LOS ANGELES -- Felony charges have been filed against the University of California and a UCLA chemistry professor in connection with a laboratory fire that killed a staff research assistant three years ago.
On Dec. 29, 2008, Sheharbano "Sheri" Sangji, 23, was severely burned over nearly half her body when air-sensitive chemicals burst into flames during an experiment and ignited her clothing. Sangji, who was not wearing a protective lab coat, died 18 days later.
Her death raised questions about UCLA lab-safety practices, as well as her training and supervision by professor Patrick Harran, a prominent researcher who joined the faculty in July 2008.
On Tuesday, the L.A. County district attorney's office charged Harran and the regents of the University of California with three counts each of willfully violating occupational health and safety standards, resulting in Sangji's death.
An arrest warrant has been issued for Harran, 42, who faces up to four and a half years in state prison, according to a district attorney's spokeswoman. UCLA could be fined up to $1.5 million on each count.
Born and raised in Pakistan, Sangji graduated in 2008 from Pomona College in Claremont, Calif., and planned to become a lawyer. While applying to law schools, she took a $46,000-a-year job in a lab run by Harran, a researcher with a rising reputation in organic chemistry.
Sangji was transferring up to 2 ounces of t-butyl lithium from one sealed container to another when a plastic syringe came apart in her hands, spewing a chemical compound that ignites when exposed to air. The synthetic sweater she wore caught fire and melted onto her skin, causing second- and third-degree burns.

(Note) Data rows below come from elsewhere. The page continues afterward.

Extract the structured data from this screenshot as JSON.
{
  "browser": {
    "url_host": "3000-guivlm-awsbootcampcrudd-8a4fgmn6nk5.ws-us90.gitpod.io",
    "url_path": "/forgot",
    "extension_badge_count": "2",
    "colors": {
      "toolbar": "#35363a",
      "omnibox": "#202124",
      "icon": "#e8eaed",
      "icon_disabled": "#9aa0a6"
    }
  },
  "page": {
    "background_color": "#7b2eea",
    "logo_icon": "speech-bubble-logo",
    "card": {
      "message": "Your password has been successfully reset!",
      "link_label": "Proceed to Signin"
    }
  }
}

In May 2009, the California Division of Occupational Safety and Health fined UCLA a total of $31,875 after finding that Sangji had not been trained properly and was not wearing protective clothing.
Sangi's family, especially her older sister Naveen, have been harshly critical of UCLA officials and Cal-OSHA's investigations. She began pressing the district attorney in 2009 to file criminal charges.
University officials and Harran have said that Sangji's death was the result of a tragic accident that did not warrant charges.
"UCLA intends to mount a vigorous defense against the outrageous charges announced today by the Los Angeles County District Attorney's Office," officials said in a statement Tuesday afternoon.
The statement went on to say that UCLA had cooperated with Cal-OSHA and the district attorney and, until late last week when it learned of the impending charges, had had no contact with prosecutors since October 2010.
"The District Attorney's decision to file charges today is truly baffling and directly contradicts the findings of the state agency responsible for evaluating workplace safety," the statement said. "The facts provide absolutely no basis for the appalling allegation of criminal conduct, and the university is confident an impartial jury would agree."
Naveen Sangji said she hopes that the case goes to trial so that her family "has the opportunity to speak to the court" about what happened to her sister.
"As we have been saying all along, the filing of charges is the first step toward any kind of justice for what Harran and UCLA did to our family," she said. "It won't bring Sheri back, but we do hope this will help keep other young people safe and keep other families from being destroyed."